Thursday, March 15, 2018

Plan Sponsors Prefer Specialty Pharmacies Over Retail Drugstores

Top 'o the morning to you! Let’s take a wee look at the Pharmacy Benefit Management Institute’s (PBMI) new 2018 Trends in Specialty Drug Benefits. (Free download with registration.) It’s a great resource for understanding how plan sponsors manage specialty drugs.

The new report contains fascinating data showing how sponsors of employer-based health plans view dispensing channels for specialty drugs. As you will see below, employers believe that the capabilities of specialty pharmacies are superior to those of retail pharmacies. They also think that over the past few years, specialty pharmacies’ performance gap has widened for crucial clinical and patient services.

Being a specialty pharmacy has become as fashionable as a #unicornmarshmallow. The PBMI’s data partly explain specialty pharmacies’ market position is more than just the luck of the Irish.

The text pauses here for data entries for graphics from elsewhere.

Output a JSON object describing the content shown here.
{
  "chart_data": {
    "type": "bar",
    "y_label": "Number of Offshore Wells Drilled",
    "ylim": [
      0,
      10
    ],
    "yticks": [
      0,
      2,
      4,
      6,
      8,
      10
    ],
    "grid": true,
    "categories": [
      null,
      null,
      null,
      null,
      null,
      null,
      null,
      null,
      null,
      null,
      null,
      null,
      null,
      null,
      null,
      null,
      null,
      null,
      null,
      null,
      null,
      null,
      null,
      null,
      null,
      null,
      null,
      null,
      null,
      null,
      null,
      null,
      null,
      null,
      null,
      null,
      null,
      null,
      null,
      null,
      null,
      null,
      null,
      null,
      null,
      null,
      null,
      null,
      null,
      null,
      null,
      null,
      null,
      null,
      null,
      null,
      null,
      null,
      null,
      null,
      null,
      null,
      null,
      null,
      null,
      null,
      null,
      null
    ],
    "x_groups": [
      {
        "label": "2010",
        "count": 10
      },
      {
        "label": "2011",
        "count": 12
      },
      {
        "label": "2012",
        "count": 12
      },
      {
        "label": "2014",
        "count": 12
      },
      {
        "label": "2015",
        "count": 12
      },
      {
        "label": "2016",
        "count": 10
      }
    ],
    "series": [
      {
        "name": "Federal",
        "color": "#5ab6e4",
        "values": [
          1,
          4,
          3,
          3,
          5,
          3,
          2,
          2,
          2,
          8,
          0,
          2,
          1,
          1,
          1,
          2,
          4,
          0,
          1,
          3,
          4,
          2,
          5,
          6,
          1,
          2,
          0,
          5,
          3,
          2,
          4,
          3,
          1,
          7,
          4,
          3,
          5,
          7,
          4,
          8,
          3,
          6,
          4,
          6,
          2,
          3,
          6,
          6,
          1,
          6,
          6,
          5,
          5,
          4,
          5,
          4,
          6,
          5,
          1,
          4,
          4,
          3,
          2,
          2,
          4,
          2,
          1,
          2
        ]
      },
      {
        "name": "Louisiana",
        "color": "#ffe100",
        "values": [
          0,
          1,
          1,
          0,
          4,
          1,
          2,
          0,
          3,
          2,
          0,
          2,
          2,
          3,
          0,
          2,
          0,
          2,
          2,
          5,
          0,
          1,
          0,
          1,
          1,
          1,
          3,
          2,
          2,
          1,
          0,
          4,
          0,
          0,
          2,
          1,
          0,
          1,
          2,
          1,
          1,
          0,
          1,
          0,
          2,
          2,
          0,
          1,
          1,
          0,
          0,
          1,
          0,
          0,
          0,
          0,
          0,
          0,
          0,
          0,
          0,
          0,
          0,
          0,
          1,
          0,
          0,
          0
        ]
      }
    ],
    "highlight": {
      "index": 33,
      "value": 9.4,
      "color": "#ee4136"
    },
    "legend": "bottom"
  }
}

The PBMI survey collects data from employers, not PBMs. The 2018 edition of its specialty report includes responses from 299 employer-sponsored plans that offer prescription drug benefits, accounting for an estimated 15.9 million covered lives. Drug Channels tips its cap to Walgreens and AllianceRx Walgreens Prime for having sponsored this valuable research.

The specialty report complements PBMI’s 2017 Trends in Drug Benefit Design, which I discussed in Employers Are Extracting More of Their Rebate Dollars from PBMs.

Both reports include some of the same questions, so you can compare benefit designs of traditional vs. specialty drugs. For some examples, see our comparative analysis of rebates in Section 5.3.2. of our new 2018 Economic Report on U.S. Pharmacies and Pharmacy Benefit Managers


In addition to basic product dispensing, specialty pharmacies provide various services beyond those typically needed for a traditional drug dispensed at a retail drugstore. These services typically include:
  • Providing disease-specific patient education
  • Performing patient therapy management, including supporting adherence and providing side effect counseling
  • Providing ready telephone access to a nurse or pharmacist
  • Managing patients’ prior authorization and other health insurance eligibility coordination for specialty medications
  • Helping financially needy patients apply to manufacturers’ patient assistance programs
  • Meeting special product handling, storage, and distribution requirements
  • Providing information about patients to healthcare providers
  • Assisting with clinical information flow among clinicians treating patients
  • Providing hearts, stars, horseshoes, clovers, blue moons, pots of gold, rainbows, and tasty red balloons. (Note: I’m not sure about this one.)
Unlike a retail pharmacy, a specialty pharmacy will often submit to the manufacturer detailed, patient-specific data for each prescription dispensed. All patient data must be de-identified to protect patient privacy, per the Health Insurance Portability and Accountability Act of 1996 (HIPAA).

A pharmaceutical manufacturer may directly compensate specialty pharmacies for clinical and patient services that are linked to meeting defined performance criteria.


The PBMI survey data quantify payers’ beliefs that specialty pharmacies’ capabilities are magically delicious compared to those of retail pharmacies.

The survey asked employers whether specialty pharmacies are “better,” “worse,” or “equal” to retail pharmacies on four metrics:
  • Unit price
  • Clinical programs
  • Access to copayment assistance programs
  • Ability to interact with a pharmacist
The chart below summarizes our analysis of the results. For comparison, we include the figures from 2014.

[Click to Enlarge]

As you can see, employers perceive that compared with retail pharmacies, specialty pharmacies have lower prices, better clinical programs, and more access to copayment programs. Employers also perceive that specialty pharmacies’ performance relative to retail pharmacies has improved from 2014 to 2017. Note the increase in the “specialty pharmacies are better” (blue bars) component.

An exception to payers’ preference for specialty pharmacies is their belief that retail pharmacies offer patients a greater ability to interact with a pharmacist. Retail pharmacies’ perceived performance on this metric has improved over the past few years. This is not surprising given that specialty pharmacies typically dispense via the mail rather than relying on the patient’s picking up a prescription in person at a pharmacy location.

As a result of specialty pharmacies’ perceived performance, both manufacturers and payers can and do limit the dispensing of specialty drugs to a defined set of designated pharmacies. That’s a key reason why a handful of pharmacies collect the pot of gold at the end of the specialty rainbow, per the market share data in The Top 15 Specialty Pharmacies of 2017: PBMs and Payers Still Dominate.

P.S. Celebrate St. Patrick’s Day with this hilariously serious history of the marshmallows in Lucky Charms cereal. Sláinte!